Using the Qualcomm® Hexagon™ SDK for On-Device Speech Processing

Thursday 10/15/15 12:12pm
|
Posted By Kuntal Sampat
  • Up1
  • Down0

Ever since Qualcomm Technologies first announced always-on device activation in early 2013, we have seen an industry-wide adoption of always-on voice services. These services rely on waking up the device using a preset phrase such as “Hey, Snapdragon,” and then sending raw speech to the cloud, where actual recognition is done and the response formulated.

This raises a number of legitimate privacy questions:

  1. How long is the voice recording stored in the cloud?
  2. Is the recorded voice available to a human listener, such as a software developer, who needs to use it for legitimate work on the application?
  3. Are there sufficient safeguards to prevent somebody from tracing the recorded voice back to a specific user?
  4. Apart from the user saying the wake-up phrase, is any background audio also stored in the cloud and how is such data used?
  5. Is the voice data encrypted in the cloud?
Man in blue shirt using speech recognition with his mobile device on the beach

Several companies have been trying to respond to these and similar questions of privacy. I believe that performing speech recognition and response formation on the device instead of running them in the cloud is an option toward mitigating privacy and security concerns.

The Qualcomm® Hexagon™ DSP SDK is designed to allow OEMs and ISVs to write fully capable, low-power speech recognition and synthesis applications that obviate the need to send voice samples to the cloud. Registered developers for the Hexagon SDK also get access to a text-to-speech framework to accelerate application development. This opportunity provides OEMs and ISVs with the option to perform some speech recognition on the device, and not need the cloud at all.

Some of the most common queries can be answered by information available on the device itself, without the need for network connectivity. For instance, queries about personal schedule can be answered by accessing the on-device calendar. The Hexagon SDK also provides capabilities to change many spoken queries into text before sending them over the network. This provides a privacy benefit of not collecting a recorded voice in the cloud.

Thoughts? Let me know what you think in the comments below.

Comments

Re: Using the Qualcomm® Hexagon™ SDK for On-Device Speech...

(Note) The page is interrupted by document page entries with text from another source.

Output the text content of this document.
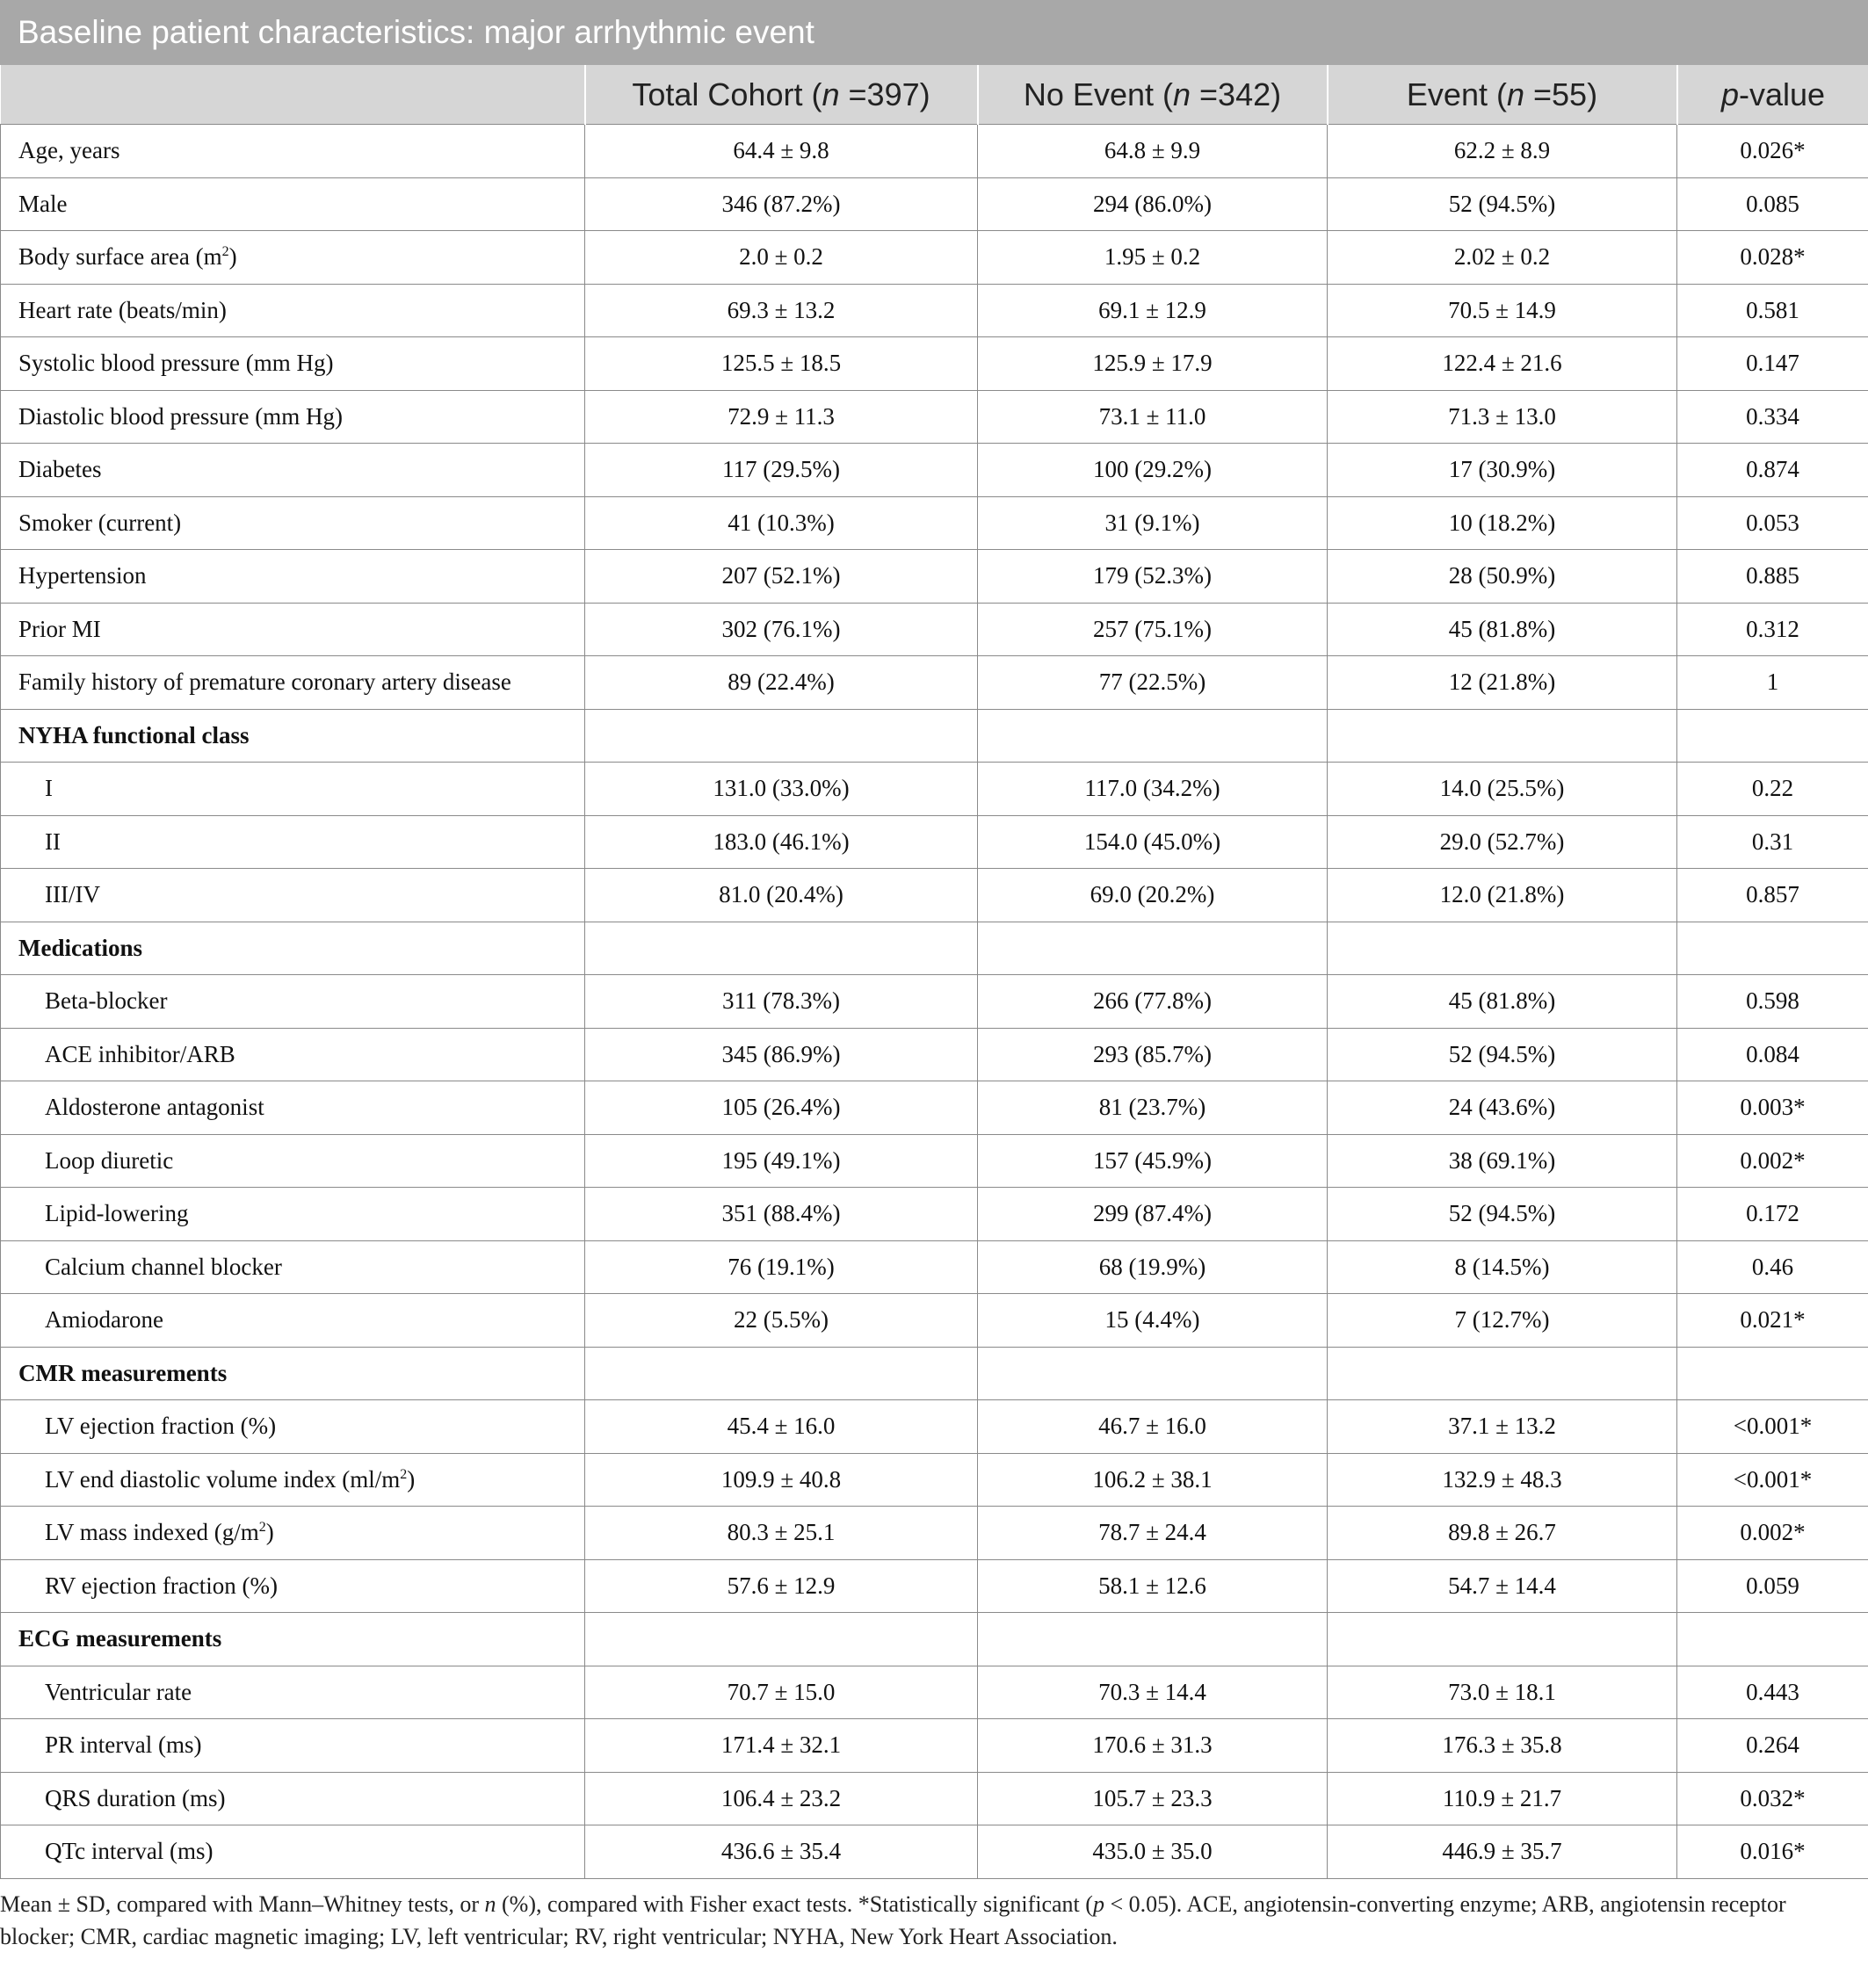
Baseline patient characteristics: major arrhythmic event
	Total Cohort (n =397)	No Event (n =342)	Event (n =55)	p-value
Age, years	64.4 ± 9.8	64.8 ± 9.9	62.2 ± 8.9	0.026*
Male	346 (87.2%)	294 (86.0%)	52 (94.5%)	0.085
Body surface area $(m^2)$	2.0 ± 0.2	1.95 ± 0.2	2.02 ± 0.2	0.028*
Heart rate (beats/min)	69.3 ± 13.2	69.1 ± 12.9	70.5 ± 14.9	0.581
Systolic blood pressure (mm Hg)	125.5 ± 18.5	125.9 ± 17.9	122.4 ± 21.6	0.147
Diastolic blood pressure (mm Hg)	72.9 ± 11.3	73.1 ± 11.0	71.3 ± 13.0	0.334
Diabetes	117 (29.5%)	100 (29.2%)	17 (30.9%)	0.874
Smoker (current)	41 (10.3%)	31 (9.1%)	10 (18.2%)	0.053
Hypertension	207 (52.1%)	179 (52.3%)	28 (50.9%)	0.885
Prior MI	302 (76.1%)	257 (75.1%)	45 (81.8%)	0.312
Family history of premature coronary artery disease	89 (22.4%)	77 (22.5%)	12 (21.8%)	1
NYHA functional class				
I	131.0 (33.0%)	117.0 (34.2%)	14.0 (25.5%)	0.22
II	183.0 (46.1%)	154.0 (45.0%)	29.0 (52.7%)	0.31
III/IV	81.0 (20.4%)	69.0 (20.2%)	12.0 (21.8%)	0.857
Medications				
Beta-blocker	311 (78.3%)	266 (77.8%)	45 (81.8%)	0.598
ACE inhibitor/ARB	345 (86.9%)	293 (85.7%)	52 (94.5%)	0.084
Aldosterone antagonist	105 (26.4%)	81 (23.7%)	24 (43.6%)	0.003*
Loop diuretic	195 (49.1%)	157 (45.9%)	38 (69.1%)	0.002*
Lipid-lowering	351 (88.4%)	299 (87.4%)	52 (94.5%)	0.172
Calcium channel blocker	76 (19.1%)	68 (19.9%)	8 (14.5%)	0.46
Amiodarone	22 (5.5%)	15 (4.4%)	7 (12.7%)	0.021*
CMR measurements				
LV ejection fraction (%)	45.4 ± 16.0	46.7 ± 16.0	37.1 ± 13.2	<0.001*
LV end diastolic volume index $(ml/m^2)$	109.9 ± 40.8	106.2 ± 38.1	132.9 ± 48.3	<0.001*
LV mass indexed $(g/m^2)$	80.3 ± 25.1	78.7 ± 24.4	89.8 ± 26.7	0.002*
RV ejection fraction (%)	57.6 ± 12.9	58.1 ± 12.6	54.7 ± 14.4	0.059
ECG measurements				
Ventricular rate	70.7 ± 15.0	70.3 ± 14.4	73.0 ± 18.1	0.443
PR interval (ms)	171.4 ± 32.1	170.6 ± 31.3	176.3 ± 35.8	0.264
QRS duration (ms)	106.4 ± 23.2	105.7 ± 23.3	110.9 ± 21.7	0.032*
QTc interval (ms)	436.6 ± 35.4	435.0 ± 35.0	446.9 ± 35.7	0.016*
Mean ± SD, compared with Mann–Whitney tests, or n (%), compared with Fisher exact tests. *Statistically significant (p < 0.05). ACE, angiotensin-converting enzyme; ARB, angiotensin receptor blocker; CMR, cardiac magnetic imaging; LV, left ventricular; RV, right ventricular; NYHA, New York Heart Association.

Can you program the DSP on any smartphone with the proper snapdragon chipset, or do you need to buy the dev kit? Will the apps relying on this technology only work if an OEM includes my code on their devicesI am a researcher working on a project, and am interested on the hexagon SDK to test novel machine learning algorithms. I have requested access to the SDK, but maybe I do not have the profile required to develop on this platform.

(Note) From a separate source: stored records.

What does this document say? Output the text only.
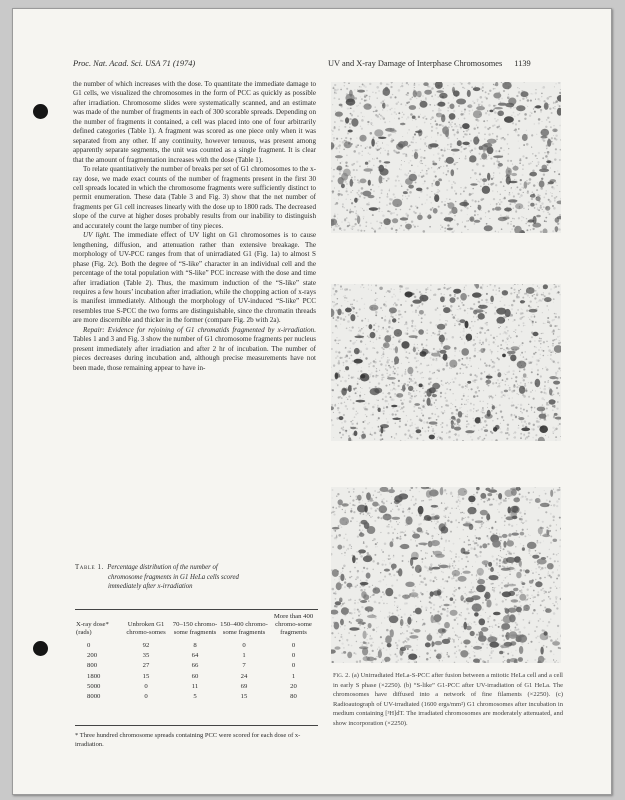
Proc. Nat. Acad. Sci. USA 71 (1974)	UV and X-ray Damage of Interphase Chromosomes 1139

the number of which increases with the dose. To quantitate the immediate damage to G1 cells, we visualized the chromosomes in the form of PCC as quickly as possible after irradiation. Chromosome slides were systematically scanned, and an estimate was made of the number of fragments in each of 300 scorable spreads. Depending on the number of fragments it contained, a cell was placed into one of four arbitrarily defined categories (Table 1). A fragment was scored as one piece only when it was separated from any other. If any continuity, however tenuous, was present among apparently separate segments, the unit was counted as a single fragment. It is clear that the amount of fragmentation increases with the dose (Table 1).

To relate quantitatively the number of breaks per set of G1 chromosomes to the x-ray dose, we made exact counts of the number of fragments present in the first 30 cell spreads located in which the chromosome fragments were sufficiently distinct to permit enumeration. These data (Table 3 and Fig. 3) show that the net number of fragments per G1 cell increases linearly with the dose up to 1800 rads. The decreased slope of the curve at higher doses probably results from our inability to distinguish and accurately count the large number of tiny pieces.

UV light. The immediate effect of UV light on G1 chromosomes is to cause lengthening, diffusion, and attenuation rather than extensive breakage. The morphology of UV-PCC ranges from that of unirradiated G1 (Fig. 1a) to almost S phase (Fig. 2c). Both the degree of “S-like” character in an individual cell and the percentage of the total population with “S-like” PCC increase with the dose and time after irradiation (Table 2). Thus, the maximum induction of the “S-like” state requires a few hours’ incubation after irradiation, while the chopping action of x-rays is manifest immediately. Although the morphology of UV-induced “S-like” PCC resembles true S-PCC the two forms are distinguishable, since the chromatin threads are more discernible and thicker in the former (compare Fig. 2b with 2a).

Repair: Evidence for rejoining of G1 chromatids fragmented by x-irradiation. Tables 1 and 3 and Fig. 3 show the number of G1 chromosome fragments per nucleus present immediately after irradiation and after 2 hr of incubation. The number of pieces decreases during incubation and, although precise measurements have not been made, those remaining appear to have in-

Fig. 2. (a) Unirradiated HeLa-S-PCC after fusion between a mitotic HeLa cell and a cell in early S phase (×2250). (b) “S-like” G1-PCC after UV-irradiation of G1 HeLa. The chromosomes have diffused into a network of fine filaments (×2250). (c) Radioautograph of UV-irradiated (1600 ergs/mm²) G1 chromosomes after incubation in medium containing [³H]dT. The irradiated chromosomes are moderately attenuated, and show incorporation (×2250).
Table 1. Percentage distribution of the number of
chromosome fragments in G1 HeLa cells scored
immediately after x-irradiation
X-ray dose* (rads)	Unbroken G1 chromo-somes	70–150 chromo-some fragments	150–400 chromo-some fragments	More than 400 chromo-some fragments
0	92	8	0	0
200	35	64	1	0
800	27	66	7	0
1800	15	60	24	1
5000	0	11	69	20
8000	0	5	15	80
* Three hundred chromosome spreads containing PCC were scored for each dose of x-irradiation.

Re: Using the Qualcomm® Hexagon™ SDK for On-Device Speech...

I know it has been 1yr since your question, but I think someone else might be interested, like me, as I am investigating the possibility as well.

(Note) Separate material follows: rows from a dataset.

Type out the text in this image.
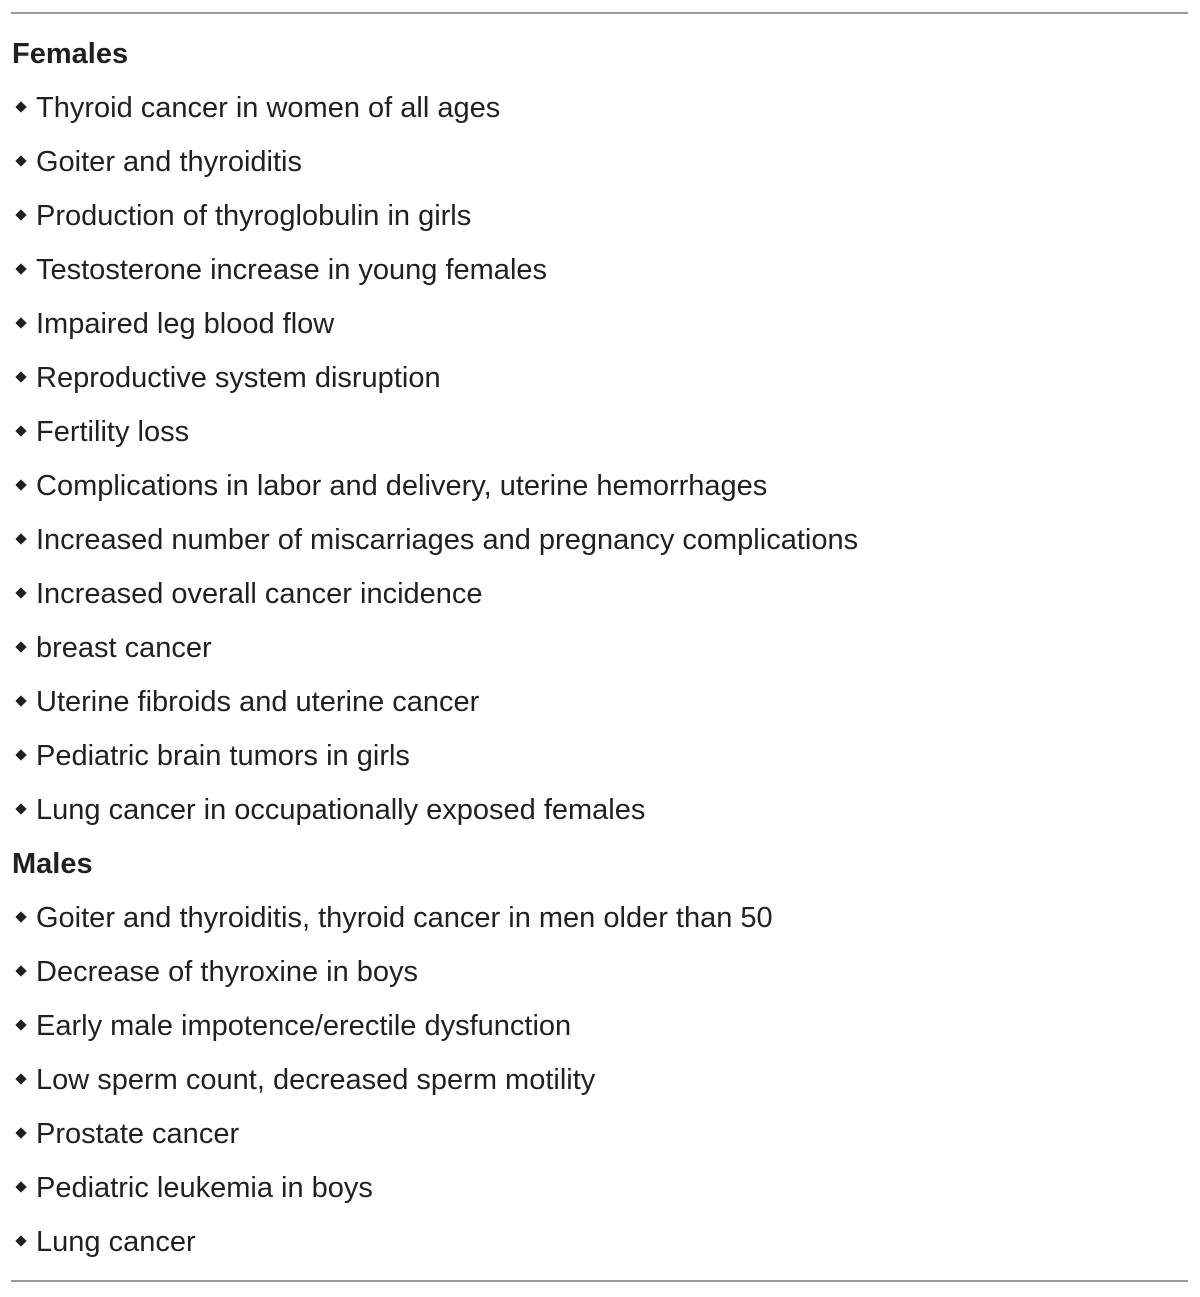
Females
Thyroid cancer in women of all ages
Goiter and thyroiditis
Production of thyroglobulin in girls
Testosterone increase in young females
Impaired leg blood flow
Reproductive system disruption
Fertility loss
Complications in labor and delivery, uterine hemorrhages
Increased number of miscarriages and pregnancy complications
Increased overall cancer incidence
breast cancer
Uterine fibroids and uterine cancer
Pediatric brain tumors in girls
Lung cancer in occupationally exposed females
Males
Goiter and thyroiditis, thyroid cancer in men older than 50
Decrease of thyroxine in boys
Early male impotence/erectile dysfunction
Low sperm count, decreased sperm motility
Prostate cancer
Pediatric leukemia in boys
Lung cancer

I believe you can build your code with the SDK and build your own app that runs the code through the DSP, but if you need a platform you can always use open-source AOSP to build your version of Android or the easy was is to put your code into 3rd party like CyanogenMod (you can build it on your own away from the official channel if you're concerned about keeping your code on lock for testing)...

This is IMO for now as I'm still researching this topic and the available options for individual / non-OEM development!